日本三不動の一 ロゴ 瀧谷不動尊

九年以前の眼病発心即日霊応の事

九年以前の眼病発心即日霊応の事

 大阪市西区阿波座上道一丁目の片桐市次郎(かたぎりいちじろう)と云者(いうもの)は、明治十二年三十八歳の時、重き眼病を煩いて遂に右の眼を失いぬ。

 されど商業に事を欠くほどにもあらざれば、別に心にも懸けず月日を送り居りしが、同じ廿年の春に至り命と頼む左の眼をも煩いて、いまは全盲同様の身となり、名医良薬残る方なく服用し療養に怠りなかりしが、少しだも効能なければ暗の中に在りて生き永らえんこと甚だ残念なりと、頼む木陰に雨の漏る心地して鬱々(うつうつ)と暮し居(おり)けるほどに、或日店の商品を買わんとて入り来たる人の市次郎の眼を煩い居るを見て「家主(しゅじん)には眼病に悩みたまうと見ゆ、総て病には医薬第一なれど、眼病には別きて河内国瀧谷山不動明王の御利益こそ世にも稀(まれ)なり、如何なる難病にても信心を抽んでゝ祈らんには、平癒の利益疑いなし」と告げ知らせぬ。

 之を聞く市次郎は言うに及ばず妻子一同大悦びに喜びて、其新情(そのしんせつ)を深く謝し、取敢(とりあ)えず翌日妻に手を曳かれて当山へ参詣せられたり。

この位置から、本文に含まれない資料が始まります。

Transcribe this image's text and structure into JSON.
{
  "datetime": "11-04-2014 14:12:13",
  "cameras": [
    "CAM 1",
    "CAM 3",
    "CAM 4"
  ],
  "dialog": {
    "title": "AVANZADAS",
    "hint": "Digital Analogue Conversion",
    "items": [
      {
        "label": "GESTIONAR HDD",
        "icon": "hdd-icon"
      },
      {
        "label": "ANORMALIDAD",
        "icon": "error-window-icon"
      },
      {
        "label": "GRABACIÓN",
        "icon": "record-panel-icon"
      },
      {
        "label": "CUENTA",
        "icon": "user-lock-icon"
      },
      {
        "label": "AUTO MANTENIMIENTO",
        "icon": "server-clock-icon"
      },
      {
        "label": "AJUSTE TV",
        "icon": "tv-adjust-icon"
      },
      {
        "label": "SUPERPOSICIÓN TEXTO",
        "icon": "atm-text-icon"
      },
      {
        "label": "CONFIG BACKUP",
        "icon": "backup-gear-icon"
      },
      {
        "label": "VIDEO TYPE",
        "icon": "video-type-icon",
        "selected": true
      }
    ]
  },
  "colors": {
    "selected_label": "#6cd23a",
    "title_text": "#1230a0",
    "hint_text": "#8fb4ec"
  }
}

 斯(かく)て彼(か)の九年巳前(いぜん)に盲目となりし右の目のことは願わで、近頃悩む左の片眼を今一度平癒せしめ給えと、夫婦諸共に精神(こころ)を淨めて一心不乱に念願を籠めたりける。こと最と慇懇(ねんごろ)にして後加持水にて眼を洗い、夫(それ)より鰌(どじょう)を放生(はな)し其日直(そのひすぐ)に帰り路(じ)に向えり。

 すがら車上にうつうつと夢の如くに、不動明王のありありと拝まれてあら有がたやと、思えば夢は覚めつ。あたり見回せば、九年前既に失いたる右の目の微(かすか)に見ゆるものから、後を振り返り見、妻の乗れる車をも呼び留(とど)めあまりの嬉しさに妻にかくと告げつゝ、天にも登る心地して悦び勇み又車を急がしける。

 さるほどに早く家に帰り妻に目を検(けん)せしむるに、黒白のかゝりものの中より少し瞳の見ゆとて、家内一同は其霊験の神速(すみやか)なるに驚き且(か)つ悦びのほど言葉にも尽くしがたくぞ見えけり。

 かくて日夜自宅にて信心怠りなかりしが、捗々敷効験(はかばかしくこうけん)の現われざるものから、更に同年六月より当山へ参籠せられたり。依(より)て拙僧(せっそう)は礼拝法則(らいはいほっそく)を授けぬ。夫(それ)より衆と諸共に信心を励ましありしが、当年煩(ことしわずら)いたる左の目は全く明(めい)を失いたれど、己(すで)に捨てたる右の目は遂々(おいおい)に明らかになりゆくを悦び、不退に法則を守り只管誦呪礼拝(ただひたすらじゅしゅらいはい)に余念なかりし。

 されば終(つい)に宿業も尽きけん。何時(いつ)となく左の目も光りを生じ、其嬉しさ信心肝に銘ず。七ヶ月目にして両眼拭(ぬぐ)うが如く明活(あきらか)の目となり得て、喜色満面(よろこびおもてにあらわれ)十二月中旬目出度(めでたく)下山せられたり。